For the first time in years, Griffin Yow’s routine resembles that of a 17-year-old. On a daily basis, he’s doing homework, playing video games with friends and hanging out with his family. The only difference is that this commonality marks a drastic change for the D.C. United forward.
Just two games into the team’s regular season, Major League Soccer, like all other sports leagues, was forced to postpone play in mid-March due to the dangers represented by large crowds under the specter of Covid-19. There’s no telling when sports will return to TV screens, and the timeline becomes even more fuzzy when you think about whether or not fans will join them in the stadiums anytime soon.
Despite the air of uncertainty surrounding the situation, Yow is still hard at work in preparation for his second season with the team. Like other pro athletes across the sports world, Yow has been forced to hone his craft from home in a series of daily cardio routines and individual drills with cones on (hopefully) open fields. In between schoolwork and athletic upkeep, we talked to Yow about his experience in the locker room, competing with adults and how soccer runs in the family.
District Fray: What initial emotions did you experience when you learned the season was postponed indefinitely?
Griffin Yow: It was definitely a shock and a blow. I knew it was getting to a terrible point, but the thought never really crossed my mind. It took a little while for it to set in. I’m so used to having a structured schedule and now my days are sometimes filled with nothing. It’s hard to find things to do.
Was the postponement more difficult given that the season was just about to ramp up?
I’m not sure if it makes it any more difficult. We were in a good spot, and it’s upsetting to come to a sudden halt. I thought the chemistry was there, but we can use this as a time to improve.
Do you have more time to connect with friends?
I think it’s just more that I’m able to see that my friends are dealing with the same things as me. We can’t really hang out, but I do spend a lot of time on Zoom chats and FaceTime. I don’t know the last time our schedules have aligned. D.C. United’s season runs through the summer, so when they’re off from school, that’s when the hard grind of my season is.
How are you approaching this lockdown as a pro athlete?
I feel a little bit less pressure because I can use the time to improve and watch game film and work on things I think I can improve on. I’ve been having weekly meetings with assistant coaches and they’ve been going over specifics.
What kinds of drills are you cleared to do?
With the drills they’ve given us, there’s only so much you can do. They’re basically individual drills with cones, repetition and a couple of shots. Some of the more detailed things I work on is left-foot finishing, left-footed crossing.
How do you feel about playing in stadiums without fans?
Honestly, that is going to be pretty upsetting and different. It’s going to be something no one is used to.
What goals did you have coming into this year and have they changed?
They’ve definitely not changed. My main goal was to get my first MLS goal, I think that would prove a big point and get the momentum going for me this season.
How big of an adjustment was it for you to go from playing with people your own age, maybe a little older, to playing adults who have been professional athletes for a long time?
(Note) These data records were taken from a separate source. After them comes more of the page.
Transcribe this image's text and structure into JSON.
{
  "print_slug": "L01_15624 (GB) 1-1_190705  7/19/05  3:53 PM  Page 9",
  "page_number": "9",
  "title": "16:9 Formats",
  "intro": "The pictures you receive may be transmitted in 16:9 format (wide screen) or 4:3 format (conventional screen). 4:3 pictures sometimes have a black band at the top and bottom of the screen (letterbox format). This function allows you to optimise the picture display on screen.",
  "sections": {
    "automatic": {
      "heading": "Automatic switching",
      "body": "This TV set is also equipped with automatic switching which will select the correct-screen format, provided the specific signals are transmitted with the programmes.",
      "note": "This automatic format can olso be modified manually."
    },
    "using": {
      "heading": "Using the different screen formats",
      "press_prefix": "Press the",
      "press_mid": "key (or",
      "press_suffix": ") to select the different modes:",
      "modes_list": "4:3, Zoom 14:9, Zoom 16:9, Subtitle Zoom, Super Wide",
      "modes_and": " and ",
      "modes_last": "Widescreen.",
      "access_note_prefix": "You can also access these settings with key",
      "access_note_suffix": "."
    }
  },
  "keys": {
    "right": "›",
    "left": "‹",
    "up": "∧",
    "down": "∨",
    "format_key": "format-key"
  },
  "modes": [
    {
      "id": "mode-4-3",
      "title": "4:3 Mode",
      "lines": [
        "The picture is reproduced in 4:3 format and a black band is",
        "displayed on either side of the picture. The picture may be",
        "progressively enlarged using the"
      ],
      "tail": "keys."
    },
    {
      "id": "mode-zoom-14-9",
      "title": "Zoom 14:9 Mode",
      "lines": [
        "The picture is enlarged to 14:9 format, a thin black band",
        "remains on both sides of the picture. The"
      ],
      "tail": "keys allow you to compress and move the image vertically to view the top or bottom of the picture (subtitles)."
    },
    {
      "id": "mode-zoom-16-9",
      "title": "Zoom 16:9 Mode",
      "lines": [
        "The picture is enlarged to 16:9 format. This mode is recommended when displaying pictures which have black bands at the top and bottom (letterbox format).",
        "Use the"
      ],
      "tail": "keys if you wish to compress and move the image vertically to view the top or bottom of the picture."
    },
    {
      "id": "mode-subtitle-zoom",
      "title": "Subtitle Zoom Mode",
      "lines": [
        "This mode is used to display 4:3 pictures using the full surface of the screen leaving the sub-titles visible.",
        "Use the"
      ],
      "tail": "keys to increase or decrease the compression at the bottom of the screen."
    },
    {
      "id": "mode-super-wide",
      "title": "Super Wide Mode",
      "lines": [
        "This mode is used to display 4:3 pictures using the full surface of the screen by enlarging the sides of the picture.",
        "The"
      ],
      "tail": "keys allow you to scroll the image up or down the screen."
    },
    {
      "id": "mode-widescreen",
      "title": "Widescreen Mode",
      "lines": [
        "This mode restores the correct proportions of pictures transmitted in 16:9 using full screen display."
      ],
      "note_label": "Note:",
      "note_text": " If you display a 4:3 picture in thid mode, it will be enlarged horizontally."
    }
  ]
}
That is definitely the biggest difference. My first year, I was off and on with Loudon United, but the guys in that league are still men and high-quality players. You have to adapt very quickly.
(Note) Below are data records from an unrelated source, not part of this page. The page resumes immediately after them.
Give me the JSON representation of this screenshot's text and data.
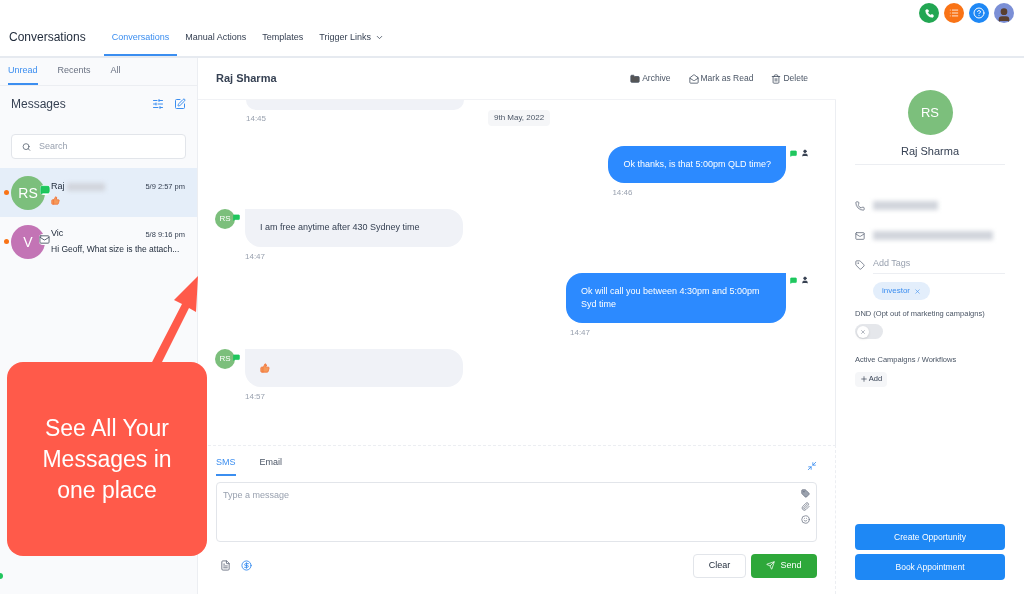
{
  "header": {
    "title": "Conversations",
    "tabs": [
      {
        "label": "Conversations",
        "selected": true,
        "dropdown": false
      },
      {
        "label": "Manual Actions",
        "selected": false,
        "dropdown": false
      },
      {
        "label": "Templates",
        "selected": false,
        "dropdown": false
      },
      {
        "label": "Trigger Links",
        "selected": false,
        "dropdown": true
      }
    ]
  },
  "sidebar": {
    "filters": [
      {
        "label": "Unread",
        "selected": true
      },
      {
        "label": "Recents",
        "selected": false
      },
      {
        "label": "All",
        "selected": false
      }
    ],
    "heading": "Messages",
    "search": {
      "placeholder": "Search"
    },
    "conversations": [
      {
        "kind": "thumbs_up",
        "initials": "RS",
        "name": "Raj",
        "name_redacted": true,
        "time": "5/9 2:57 pm",
        "channel": {
          "kind": "sms"
        },
        "unread": true,
        "selected": true,
        "color": "#7cbf7c"
      },
      {
        "kind": "text",
        "initials": "V",
        "name": "Vic",
        "name_redacted": false,
        "time": "5/8 9:16 pm",
        "preview": "Hi Geoff, What size is the attach...",
        "channel": {
          "kind": "email"
        },
        "unread": true,
        "selected": false,
        "color": "#c374b5"
      }
    ]
  },
  "chat": {
    "contact_name": "Raj Sharma",
    "actions": [
      {
        "kind": "archive",
        "label": "Archive"
      },
      {
        "kind": "read",
        "label": "Mark as Read"
      },
      {
        "kind": "delete",
        "label": "Delete"
      }
    ],
    "items": [
      {
        "kind": "clipped",
        "outgoing": false,
        "time": "14:45",
        "date": "9th May, 2022"
      },
      {
        "kind": "text",
        "outgoing": true,
        "text": "Ok thanks, is that 5:00pm QLD time?",
        "time": "14:46"
      },
      {
        "kind": "text",
        "outgoing": false,
        "initials": "RS",
        "text": "I am free anytime after 430 Sydney time",
        "time": "14:47"
      },
      {
        "kind": "text",
        "outgoing": true,
        "text": "Ok will call you between 4:30pm and 5:00pm Syd time",
        "time": "14:47"
      },
      {
        "kind": "thumbs_up",
        "outgoing": false,
        "initials": "RS",
        "time": "14:57"
      }
    ],
    "composer": {
      "tabs": [
        {
          "label": "SMS",
          "selected": true
        },
        {
          "label": "Email",
          "selected": false
        }
      ],
      "placeholder": "Type a message",
      "buttons": [
        {
          "kind": "secondary",
          "label": "Clear"
        },
        {
          "kind": "send",
          "label": "Send"
        }
      ]
    }
  },
  "contact": {
    "initials": "RS",
    "name": "Raj Sharma",
    "tags_placeholder": "Add Tags",
    "tags": [
      "investor"
    ],
    "dnd_label": "DND (Opt out of marketing campaigns)",
    "dnd": false,
    "campaigns_label": "Active Campaigns / Workflows",
    "add_label": "Add",
    "buttons": [
      "Create Opportunity",
      "Book Appointment"
    ]
  },
  "callout": {
    "text": "See All Your Messages in one place"
  }
}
People probably want to know: What’s that locker room experience like?
I think for me, it’s just to get as comfortable with them as fast as I can. [I want them to] look at me less like a little amateur and more as a teammate. The more I’m on that page, the more I can learn from them.
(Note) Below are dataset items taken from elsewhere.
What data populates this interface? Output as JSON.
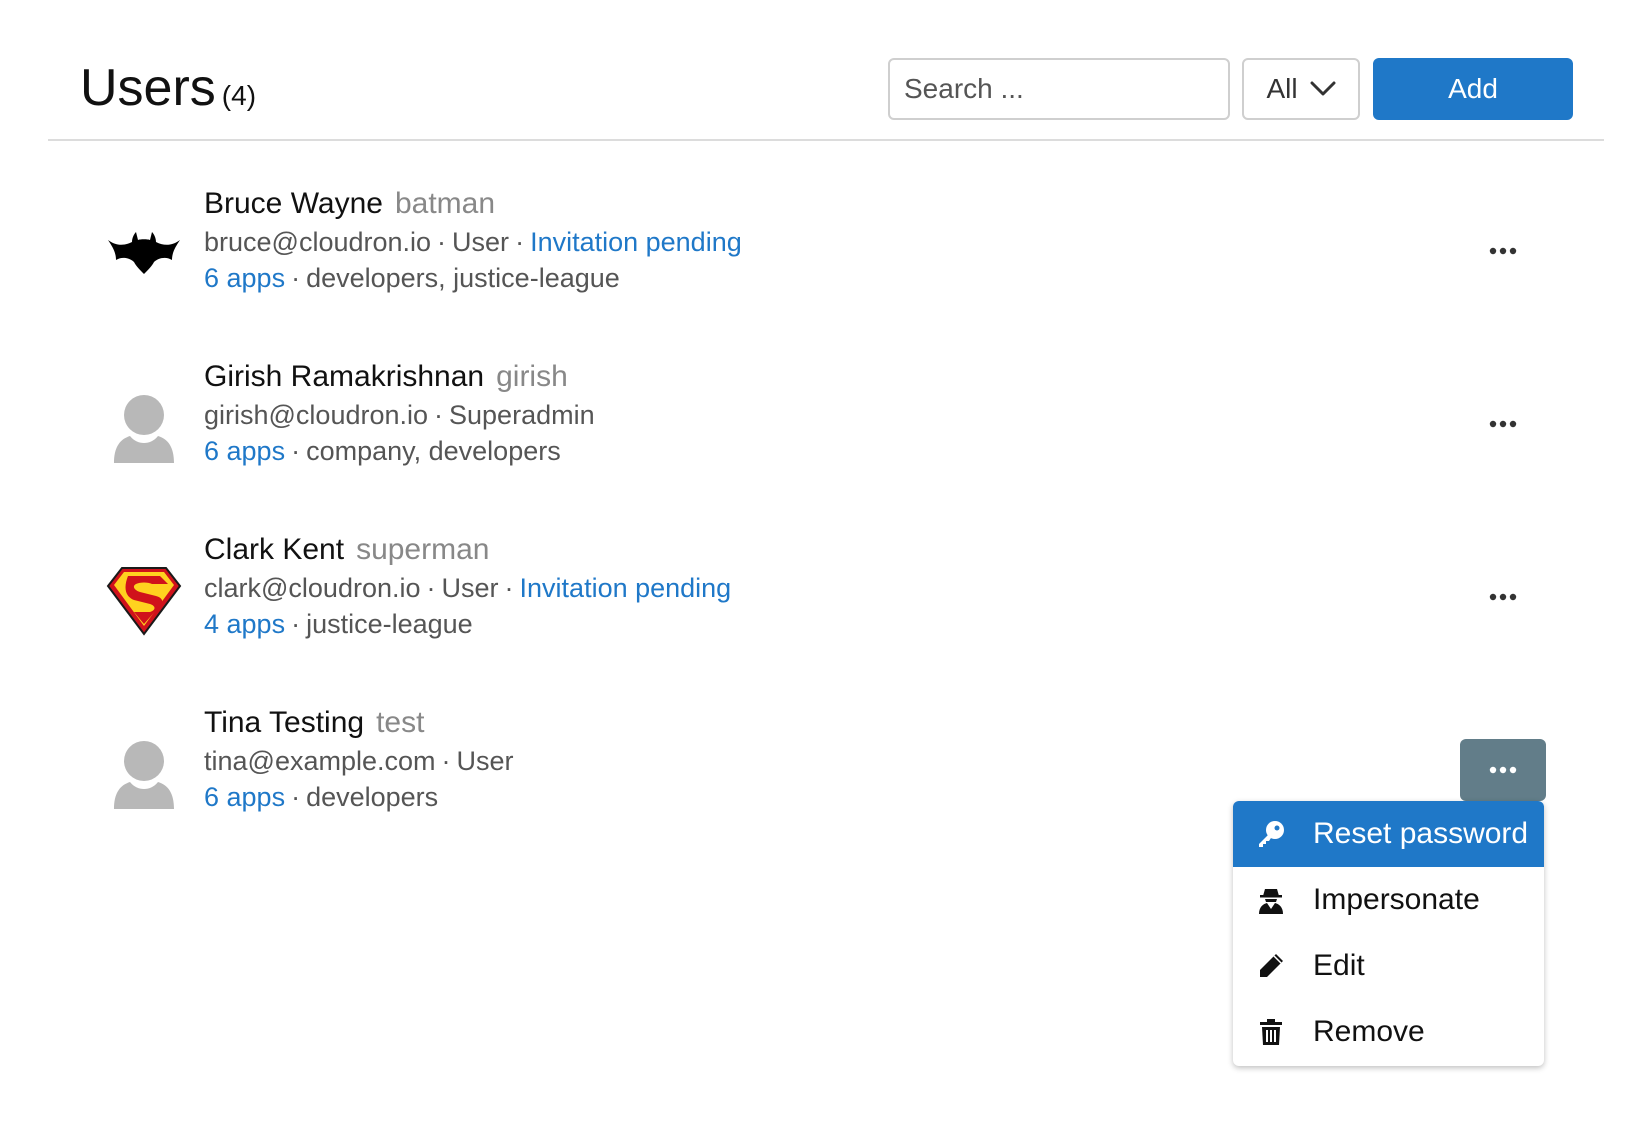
{
  "header": {
    "title": "Users",
    "count": "(4)",
    "search_placeholder": "Search ...",
    "filter_value": "All",
    "add_label": "Add"
  },
  "colors": {
    "accent": "#1f78c8",
    "active_more_button": "#627d89",
    "muted_text": "#888888"
  },
  "users": [
    {
      "display_name": "Bruce Wayne",
      "username": "batman",
      "email": "bruce@cloudron.io",
      "role": "User",
      "status": "Invitation pending",
      "apps": "6 apps",
      "groups": "developers, justice-league",
      "avatar": "batman-logo-icon"
    },
    {
      "display_name": "Girish Ramakrishnan",
      "username": "girish",
      "email": "girish@cloudron.io",
      "role": "Superadmin",
      "status": "",
      "apps": "6 apps",
      "groups": "company, developers",
      "avatar": "default-user-icon"
    },
    {
      "display_name": "Clark Kent",
      "username": "superman",
      "email": "clark@cloudron.io",
      "role": "User",
      "status": "Invitation pending",
      "apps": "4 apps",
      "groups": "justice-league",
      "avatar": "superman-logo-icon"
    },
    {
      "display_name": "Tina Testing",
      "username": "test",
      "email": "tina@example.com",
      "role": "User",
      "status": "",
      "apps": "6 apps",
      "groups": "developers",
      "avatar": "default-user-icon"
    }
  ],
  "sep": "·",
  "menu": {
    "items": [
      {
        "label": "Reset password",
        "icon": "key-icon",
        "highlighted": true
      },
      {
        "label": "Impersonate",
        "icon": "user-secret-icon",
        "highlighted": false
      },
      {
        "label": "Edit",
        "icon": "pencil-icon",
        "highlighted": false
      },
      {
        "label": "Remove",
        "icon": "trash-icon",
        "highlighted": false
      }
    ]
  }
}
Is it difficult to get to that point?
I think for sure at times, there is a sense of putting their guard up as to why there’s a 16 [or] 17-year-old trying to talk to me. That’s when I try to talk to them with my play a little bit and get them comfortable.
Can you take me through your first memory involving soccer?
The first memory I have was before I started playing, when I watched my older brother and sister in peewee when they were coached by my mom, who played in college. My first touch of the ball was when I was four or five.
Do you think growing up in a soccer family helped fuel your passion?
That definitely helped me growing up. Not having a family that was so diverse. We all had a passion for the game – thinking about it, talking about it – so it was always around the house.
When did you and your family start to notice that your skill was atypical?
When I was seven years old, I started playing nine-year-olds on a travel team. All the way through travel soccer, I played two years up.
You were playing professional games at 16. What was it like to get that call?
Never in a million years. I had goals, but I didn’t imagine it would come this early. I took it with a full heart for sure. As soon as I saw the possibility, because obviously Chris Durkin had been signed early [also at age 16], it crossed my mind a few times that it could be an option. My goals were super high at the time, but I did have to reset them and reevaluate.
What does it feel like playing for the pro team in your backyard? What does that mean to you, that the people closest to you get to see you compete at such a high level?
Honestly, that’s one of the best parts: to see my family and classmates come out and support the team. And also, knowing that if I have a bad game or bad practice, it helps to be able to come home.